Un vers pour magnifier la connaissance transcendante.

10. Bien disposé dans le Bon Idéal prescrit par le Muni, asseyant bien sa pensée dans le Plan des Idéaux avec sa racine, comprenant que le mouvement de la Mémoire[8] n’est qu’Imagination, le Noble arrive vite à l’autre bord de l’Océan des vertus.

Quand le Bodhisattva est entré jusqu’au savoir transcendant dans le bon Idéal, prescrit par le Bouddha et bien distribué, ayant bien assis sa pensée dans le Plan des Idéaux de la Pensée Radicale, qui a pour Phénomène les Idéaux pris en bloc, il comprend que toute l’activité de la Mémoire[9], quel que soit le souvenir suscepté, n’est Rien-qu’imagination, et ainsi il arrive vite à l’autre rive de l’océan des vertus, qui est la Bouddhaté. Telle est la grandeur de la connaissance transcendante.
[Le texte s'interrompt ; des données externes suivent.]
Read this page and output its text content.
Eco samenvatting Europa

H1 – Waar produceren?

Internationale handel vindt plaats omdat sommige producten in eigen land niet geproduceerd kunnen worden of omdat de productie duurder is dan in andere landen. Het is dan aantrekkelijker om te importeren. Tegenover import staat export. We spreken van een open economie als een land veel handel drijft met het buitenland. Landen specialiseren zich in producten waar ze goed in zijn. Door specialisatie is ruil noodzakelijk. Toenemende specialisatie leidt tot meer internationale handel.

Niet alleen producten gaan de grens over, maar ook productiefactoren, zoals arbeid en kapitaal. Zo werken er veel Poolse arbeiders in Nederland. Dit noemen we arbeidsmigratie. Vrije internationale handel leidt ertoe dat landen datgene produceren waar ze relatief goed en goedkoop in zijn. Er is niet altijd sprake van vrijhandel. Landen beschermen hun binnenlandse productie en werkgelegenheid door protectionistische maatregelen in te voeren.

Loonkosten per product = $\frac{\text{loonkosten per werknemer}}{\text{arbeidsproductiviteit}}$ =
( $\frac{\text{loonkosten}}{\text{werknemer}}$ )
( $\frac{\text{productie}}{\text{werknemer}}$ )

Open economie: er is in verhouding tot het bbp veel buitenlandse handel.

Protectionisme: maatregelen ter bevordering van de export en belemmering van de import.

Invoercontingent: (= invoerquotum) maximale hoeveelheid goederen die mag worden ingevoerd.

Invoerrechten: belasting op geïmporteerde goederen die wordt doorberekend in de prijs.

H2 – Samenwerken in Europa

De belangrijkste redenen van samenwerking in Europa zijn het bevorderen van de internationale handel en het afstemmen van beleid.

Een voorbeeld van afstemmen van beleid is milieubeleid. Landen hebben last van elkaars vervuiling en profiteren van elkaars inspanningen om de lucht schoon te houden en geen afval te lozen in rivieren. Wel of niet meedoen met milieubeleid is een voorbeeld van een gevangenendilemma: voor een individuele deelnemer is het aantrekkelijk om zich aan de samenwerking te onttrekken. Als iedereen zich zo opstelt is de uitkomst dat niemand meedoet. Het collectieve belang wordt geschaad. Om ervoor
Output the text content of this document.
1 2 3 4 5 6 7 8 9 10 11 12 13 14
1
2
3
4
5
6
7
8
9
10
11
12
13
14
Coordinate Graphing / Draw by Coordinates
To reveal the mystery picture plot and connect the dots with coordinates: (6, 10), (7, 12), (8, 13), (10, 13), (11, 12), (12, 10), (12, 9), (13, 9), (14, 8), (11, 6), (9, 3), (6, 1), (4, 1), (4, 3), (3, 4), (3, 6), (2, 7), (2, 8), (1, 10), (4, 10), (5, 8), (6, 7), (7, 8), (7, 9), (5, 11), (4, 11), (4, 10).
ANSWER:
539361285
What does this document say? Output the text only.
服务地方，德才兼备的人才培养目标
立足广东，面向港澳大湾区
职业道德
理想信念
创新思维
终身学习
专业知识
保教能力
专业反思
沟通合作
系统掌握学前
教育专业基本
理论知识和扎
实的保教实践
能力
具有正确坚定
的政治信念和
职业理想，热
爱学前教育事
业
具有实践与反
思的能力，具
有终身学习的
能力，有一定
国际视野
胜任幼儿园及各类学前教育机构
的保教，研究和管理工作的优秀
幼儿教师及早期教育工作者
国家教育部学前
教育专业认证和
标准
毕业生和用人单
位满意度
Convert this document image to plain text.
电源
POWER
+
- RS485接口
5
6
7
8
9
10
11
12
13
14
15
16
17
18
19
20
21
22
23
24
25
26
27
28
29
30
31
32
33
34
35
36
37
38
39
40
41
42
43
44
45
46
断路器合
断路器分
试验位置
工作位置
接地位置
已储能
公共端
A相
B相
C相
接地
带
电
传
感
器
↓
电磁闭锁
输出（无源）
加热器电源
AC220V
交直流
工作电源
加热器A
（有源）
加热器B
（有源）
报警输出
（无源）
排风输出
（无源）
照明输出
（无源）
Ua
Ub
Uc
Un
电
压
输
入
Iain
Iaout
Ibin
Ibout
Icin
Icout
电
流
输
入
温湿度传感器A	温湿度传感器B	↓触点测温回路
  1. « Les deux, c’est l’âtmadṛṣṭi et les cinq upâdânaskandha », ajoute la version chinoise. La Malformation désigne les cinq upâdânaskandha, puisque la combinaison en est douloureuse.
  2. Upâdânaskandha. Ce sont : la forme (rûpa), l’impression (vedanâ), la connotation (saṃjñâ), l’opérant (saṃskâra), la sensation (vijñâna).
  3. Dauṣṭhulya. L’interprétation de ce mot reste à établir. Böhtlingk, qui ne le donne que dans son Supplément, traduit schlechtes Betragen « mauvaise tenue ». Le tibétain le rend par gnas ṅan len pa « obtenir une mauvaise place » ; ce n’est qu’une prétendue traduction littérale fondée sur une étymologie de fantaisie : ṅan = dus ; gnas = sthâ°. Le chinois dit : hiun k’i « vapeur fumeuse ». Le pali a conservé un adjectif duṭṭhulla « mauvais » ; le Vinaya applique cette dénomination aux deux catégories les plus graves de péchés ; duṭṭhullâ âpatti est un péché « criminel ». Le mot semble dériver de l’adjectif duṣṭhu « de mauvaise conduite ». Le Daçadharmaka sûtra (cité Ç. sam. 116, 17), dit que « le dauṣṭhulya du corps, c’est agiter les mains, les pieds, courir, sauter, nager ». Yaçomitra, dans son commentaire de l’Abhidharmakoça (434a) définit le dauṣṭhulya « l’indocilité du corps et de la pensée » kâyacittayor akarmaṇyatâ. Et en effet la M. Vy., § 109 classe le mot dauṣṭhulya (20) à côté de karmaṇyatâ (21) « la souplesse, la bonne disposition ». Le principe du dauṣṭhulya est, d’après ce passage même (et aussi XI, 49), l’Âtmadṛṣiṭi « la Vue du Moi ». Le remède à lui opposer, c’est la praçrabdhi « la rémission ». V. inf. XIV, 20 ; XVIII, 60. Le dauṣṭhulya en bloc (kâya) est identique à la « nature relative » (paratantra-svabhâva) et aussi à la « sensation du tréfonds » (âlaya-vijnâna). V. inf. XIX, 51.
  4. Au lieu de duḥkhasyâduḥkhito, corriger duḥkhaysa | duḥkhito.
  5. Pratîtya-samutpâda, la fameuse chaîne de causalité à douze termes qu’il est superflu de rapporter ici.
  6. Au pâda c, au lieu de viniçrita°, lire viniçcita. Tib. çin tu rnam ṇes phyir. Même correction au Comm., l. 1.
  7. Comm. 1. Les mots entre crochets manquent en tibétain et en chinois.
  8. Au pâda c, au lieu de smr=timatim lire °gatim. Tib. dran rgyu.
  9. Au pâda c, au lieu de smr=timatim lire °gatim. Tib. dran rgyu.